As the ways in which we communicate evolve, it is important for HIPAA covered entities to understand how they are permitted to communicate with patients. HIPAA compliant patient communication is dependent on what information is being communicated, as well as what platform you are using to communicate with (i.e. email, mail, phone, text message, or in person). HIPAA requires covered entities to ensure the confidentiality, integrity, and availability of protected health information (PHI) with safeguards. These safeguards apply directly to what is considered HIPAA compliant patient communication.
How Can You Ensure HIPAA Compliant Patient Communication?
Before communicating with patients via email or phone, it is required to receive written authorization from the patient. However, it is permitted to issue appointment reminders without authorization via email, phone, or text message, as long as you are disclosing the minimum necessary information to confirm a patient appointment (i.e. patient’s name, appointment date/time, covered entity’s name, and covered entity’s phone number). Communicating health information has different requirements depending on the format in which you are communicating with patients.
Before it is permitted to share PHI with a patient via email, you must have written authorization from the patient to do so. Even with written authorization, email protections are required to be in place to safeguard the PHI you are sending. HIPAA compliant patient communication via email requires end-to-end encryption (E2EE). E2EE protects sensitive information as emails make their journey to the patient’s inbox. Emails in transit pass through a third-party server; E2EE prevents emails from being read by unauthorized individuals as they pass through these servers. However, email subject lines are not encrypted, as such, covered entities should never put PHI in an email subject line.
Additionally, covered entities must have a signed business associate agreement (BAA) with their email provider, before they are permitted to use email in conjunction with PHI. A BAA is a legal document that determines what protections are required to secure PHI, and dictates the proper uses and disclosures of PHI.
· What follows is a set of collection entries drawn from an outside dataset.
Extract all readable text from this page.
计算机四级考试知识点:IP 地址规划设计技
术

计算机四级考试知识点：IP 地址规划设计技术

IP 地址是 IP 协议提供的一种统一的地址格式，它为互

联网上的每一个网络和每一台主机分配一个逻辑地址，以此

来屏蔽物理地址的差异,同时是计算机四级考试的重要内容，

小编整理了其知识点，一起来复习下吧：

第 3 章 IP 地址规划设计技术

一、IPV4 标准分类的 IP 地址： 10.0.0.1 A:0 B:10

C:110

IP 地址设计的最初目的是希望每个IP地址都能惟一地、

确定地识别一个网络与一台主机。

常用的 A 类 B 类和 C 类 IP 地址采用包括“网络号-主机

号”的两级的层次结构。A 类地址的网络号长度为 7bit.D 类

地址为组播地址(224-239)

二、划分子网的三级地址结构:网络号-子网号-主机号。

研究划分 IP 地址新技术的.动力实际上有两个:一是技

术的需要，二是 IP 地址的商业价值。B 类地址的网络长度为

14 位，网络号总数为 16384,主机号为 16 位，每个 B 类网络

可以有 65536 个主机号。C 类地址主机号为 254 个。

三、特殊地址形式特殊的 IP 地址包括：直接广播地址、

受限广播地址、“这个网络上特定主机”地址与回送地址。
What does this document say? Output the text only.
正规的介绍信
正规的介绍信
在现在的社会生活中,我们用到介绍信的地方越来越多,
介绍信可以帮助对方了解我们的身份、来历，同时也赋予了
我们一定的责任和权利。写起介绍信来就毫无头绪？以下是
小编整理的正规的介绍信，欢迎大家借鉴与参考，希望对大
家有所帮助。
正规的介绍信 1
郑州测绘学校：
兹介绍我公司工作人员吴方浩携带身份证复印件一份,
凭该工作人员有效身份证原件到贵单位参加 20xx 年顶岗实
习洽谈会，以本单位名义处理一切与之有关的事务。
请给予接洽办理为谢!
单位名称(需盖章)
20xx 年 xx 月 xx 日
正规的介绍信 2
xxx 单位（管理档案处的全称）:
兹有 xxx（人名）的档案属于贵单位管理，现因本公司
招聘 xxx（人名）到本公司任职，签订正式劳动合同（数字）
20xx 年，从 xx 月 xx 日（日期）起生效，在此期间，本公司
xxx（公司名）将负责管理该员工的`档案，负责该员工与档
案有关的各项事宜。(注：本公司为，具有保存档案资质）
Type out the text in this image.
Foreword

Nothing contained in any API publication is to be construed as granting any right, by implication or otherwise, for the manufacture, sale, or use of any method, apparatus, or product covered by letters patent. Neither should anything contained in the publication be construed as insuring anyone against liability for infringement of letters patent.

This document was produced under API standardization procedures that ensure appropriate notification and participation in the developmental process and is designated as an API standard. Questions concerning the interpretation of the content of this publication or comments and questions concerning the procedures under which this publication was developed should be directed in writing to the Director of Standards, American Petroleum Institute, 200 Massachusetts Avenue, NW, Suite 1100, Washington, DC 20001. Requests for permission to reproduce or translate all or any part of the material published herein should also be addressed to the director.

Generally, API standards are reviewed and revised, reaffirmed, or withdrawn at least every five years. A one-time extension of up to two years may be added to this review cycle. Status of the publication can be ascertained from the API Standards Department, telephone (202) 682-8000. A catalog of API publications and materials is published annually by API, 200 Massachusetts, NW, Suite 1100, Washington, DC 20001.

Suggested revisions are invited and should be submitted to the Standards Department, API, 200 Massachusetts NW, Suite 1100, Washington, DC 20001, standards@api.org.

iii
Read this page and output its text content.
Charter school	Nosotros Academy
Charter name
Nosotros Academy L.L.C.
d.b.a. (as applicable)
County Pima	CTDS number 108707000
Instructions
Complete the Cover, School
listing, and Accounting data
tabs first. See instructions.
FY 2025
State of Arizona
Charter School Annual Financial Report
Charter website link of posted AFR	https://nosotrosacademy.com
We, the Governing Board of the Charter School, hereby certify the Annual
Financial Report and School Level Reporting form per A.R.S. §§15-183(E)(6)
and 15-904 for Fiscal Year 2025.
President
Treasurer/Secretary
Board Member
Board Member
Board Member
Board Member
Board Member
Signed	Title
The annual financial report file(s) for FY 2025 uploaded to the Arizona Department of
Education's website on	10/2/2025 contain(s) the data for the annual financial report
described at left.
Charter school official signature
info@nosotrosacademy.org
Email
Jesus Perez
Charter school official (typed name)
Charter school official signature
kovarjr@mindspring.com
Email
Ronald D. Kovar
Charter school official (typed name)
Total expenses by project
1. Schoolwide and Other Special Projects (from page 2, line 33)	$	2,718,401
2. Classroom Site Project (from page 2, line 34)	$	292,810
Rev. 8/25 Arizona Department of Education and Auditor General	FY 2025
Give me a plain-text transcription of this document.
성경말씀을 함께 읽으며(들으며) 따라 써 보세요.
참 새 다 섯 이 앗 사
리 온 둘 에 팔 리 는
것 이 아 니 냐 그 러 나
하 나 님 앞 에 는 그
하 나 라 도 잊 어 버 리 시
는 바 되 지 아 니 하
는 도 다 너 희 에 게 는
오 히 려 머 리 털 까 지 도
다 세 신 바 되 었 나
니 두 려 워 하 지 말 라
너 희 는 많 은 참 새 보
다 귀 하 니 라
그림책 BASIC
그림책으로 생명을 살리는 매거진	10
When sending PHI via mail, you must use either certified mail or a similar service that requires a signature. Using standard mail is not permitted, as it cannot be tracked.
Similarly to email, you must have written consent from a patient before communicating PHI over the phone. When issuing a patient appointment reminder, it is not permitted to disclose the nature of the appointment or any other health information without prior consent from the patient.
Traditional text messaging platforms are not HIPAA compliant, as they do not have the protections necessary to secure PHI. There are, however, specific healthcare texting platforms that can be used for HIPAA compliant patient communication. Covered entities may, however, issue appointment reminders through text message.
When communicating with a patient in person, you must do so in an area that prevents unauthorized disclosure of PHI. This means that it is not permitted to communicate PHI in areas such as your waiting room as other patients or staff members can overhear the conversation.